Abstract

30 June 2006 Dear Editor, GALACTOSAEMIA PRESENTING AS BEDSIDE HYPERGLYCAEMIA We would like to highlight a clinically significant but little known limitation of bedside glucometers. A male baby was presented to us at 5 weeks of age with failure to thrive. He had initially breastfed but changed to bottle formula feeds rapidly. He had an enlarged liver span on percussion. Bedside blood glucose testing with the accu-chek advantage II meter showed a concentration of 17.9 mmol/L. Urine dipstix was negative for glucose and ketones. A venous blood gas showed a pH of 7.37, bicarbonate 20.1 nmol/L and base excess −4 mEq/L. Laboratory measurement of blood glucose gave a concentration of 3 mmol/L. Urine-reducing substances were strongly positive, with urine glucose remaining negative. A provisional diagnosis of galactosaemia was made and a subsequent galactose-1-phosphate uridyl transferase level showed no enzyme activity, confirming the diagnosis. The baby was established on a soya-based formula and has begun to thrive. Bedside glucose testing meters have made possible immediate recognition of hypo- and hyperglycaemic states. The results obtained from such meters are affected by multiple factors and accuracy is lost at very high and very low blood glucose concentrations.
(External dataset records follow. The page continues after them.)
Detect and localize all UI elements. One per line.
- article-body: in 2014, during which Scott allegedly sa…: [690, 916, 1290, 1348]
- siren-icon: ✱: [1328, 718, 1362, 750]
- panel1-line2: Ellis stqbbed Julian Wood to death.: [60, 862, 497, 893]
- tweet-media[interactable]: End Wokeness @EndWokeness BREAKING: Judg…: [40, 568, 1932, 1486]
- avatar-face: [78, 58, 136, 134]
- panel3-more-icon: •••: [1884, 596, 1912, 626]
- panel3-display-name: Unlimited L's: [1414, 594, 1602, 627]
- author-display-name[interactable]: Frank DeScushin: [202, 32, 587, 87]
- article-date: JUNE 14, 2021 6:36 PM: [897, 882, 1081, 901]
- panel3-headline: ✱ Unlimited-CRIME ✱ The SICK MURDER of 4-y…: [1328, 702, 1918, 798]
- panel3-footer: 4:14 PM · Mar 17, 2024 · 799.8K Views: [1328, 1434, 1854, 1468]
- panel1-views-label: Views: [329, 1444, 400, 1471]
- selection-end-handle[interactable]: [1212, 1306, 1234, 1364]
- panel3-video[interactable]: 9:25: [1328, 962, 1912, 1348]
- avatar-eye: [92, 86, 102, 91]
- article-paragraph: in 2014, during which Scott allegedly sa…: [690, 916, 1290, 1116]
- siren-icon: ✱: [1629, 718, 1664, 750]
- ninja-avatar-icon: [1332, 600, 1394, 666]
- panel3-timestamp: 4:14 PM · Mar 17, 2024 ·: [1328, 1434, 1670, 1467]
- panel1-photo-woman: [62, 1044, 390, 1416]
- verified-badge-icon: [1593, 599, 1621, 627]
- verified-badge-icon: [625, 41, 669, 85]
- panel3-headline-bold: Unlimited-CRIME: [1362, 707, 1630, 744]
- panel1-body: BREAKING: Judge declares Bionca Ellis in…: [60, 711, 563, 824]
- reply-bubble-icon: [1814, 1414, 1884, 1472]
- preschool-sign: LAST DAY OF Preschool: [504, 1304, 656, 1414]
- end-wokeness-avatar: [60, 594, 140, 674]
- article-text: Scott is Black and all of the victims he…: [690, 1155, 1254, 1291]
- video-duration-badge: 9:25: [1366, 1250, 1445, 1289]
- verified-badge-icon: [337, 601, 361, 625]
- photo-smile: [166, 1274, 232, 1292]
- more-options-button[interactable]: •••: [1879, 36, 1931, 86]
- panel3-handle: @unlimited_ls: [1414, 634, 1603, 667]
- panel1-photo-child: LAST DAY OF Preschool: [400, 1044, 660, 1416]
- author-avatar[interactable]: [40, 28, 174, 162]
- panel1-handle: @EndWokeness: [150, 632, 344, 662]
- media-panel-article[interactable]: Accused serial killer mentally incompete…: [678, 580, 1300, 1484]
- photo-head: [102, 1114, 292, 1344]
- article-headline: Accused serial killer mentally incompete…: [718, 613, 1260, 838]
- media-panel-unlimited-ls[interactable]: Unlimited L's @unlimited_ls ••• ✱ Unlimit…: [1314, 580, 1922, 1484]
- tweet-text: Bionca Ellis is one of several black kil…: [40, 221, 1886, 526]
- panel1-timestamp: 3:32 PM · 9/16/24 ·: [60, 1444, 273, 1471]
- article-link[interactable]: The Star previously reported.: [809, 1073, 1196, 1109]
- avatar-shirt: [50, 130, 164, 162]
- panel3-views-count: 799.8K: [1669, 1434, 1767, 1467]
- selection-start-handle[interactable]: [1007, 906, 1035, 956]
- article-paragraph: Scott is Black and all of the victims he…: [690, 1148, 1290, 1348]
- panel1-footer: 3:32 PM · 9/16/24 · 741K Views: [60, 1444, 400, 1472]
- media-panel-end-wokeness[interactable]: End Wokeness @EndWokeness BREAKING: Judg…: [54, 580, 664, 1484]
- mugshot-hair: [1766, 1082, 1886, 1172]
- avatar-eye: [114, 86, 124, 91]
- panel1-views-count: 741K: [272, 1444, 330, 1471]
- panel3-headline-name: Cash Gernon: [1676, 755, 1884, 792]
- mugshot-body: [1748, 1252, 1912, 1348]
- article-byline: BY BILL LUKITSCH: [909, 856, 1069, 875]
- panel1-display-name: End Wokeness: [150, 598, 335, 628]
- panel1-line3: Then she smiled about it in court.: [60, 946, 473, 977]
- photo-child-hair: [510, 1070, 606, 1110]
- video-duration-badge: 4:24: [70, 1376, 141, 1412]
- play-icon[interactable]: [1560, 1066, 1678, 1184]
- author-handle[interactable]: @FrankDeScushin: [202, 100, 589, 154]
Severe dehydration, hypotension and high haematocrit (>55%) may cause an underestimation of blood glucose concentration.1,2 High estimations of blood glucose may be caused by lipaemic blood, low haematocrit (<25%), sugar on the skin at the venesection point and chemicals in the blood that are measured by the meter.3 Interfering chemicals that the glucometer measures in addition to glucose are listed in the meter’s instructions. Galactose is listed as an interfering substance in the instructions for use supplied with the Roche accu-chek advantage II meter (Roche Diagnostics Limited, Lewes, East Sussex, UK). In our infant, galactose and glucose measured by the bedside meter resulted in the initial impression of hyperglycaemia. Such overestimation of glucose may mask true hypoglycaemia. Newman et al. has previously reported a galactosaemic infant with liver failure whose hypoglycaemia was not verified by the accu-chek advantage II meter.4 Point of care glucose testing is intended to supplement rather than replace laboratory testing. Clinicians should be aware of the specific limitations of the bedside meter that they use and consider these when interpreting results.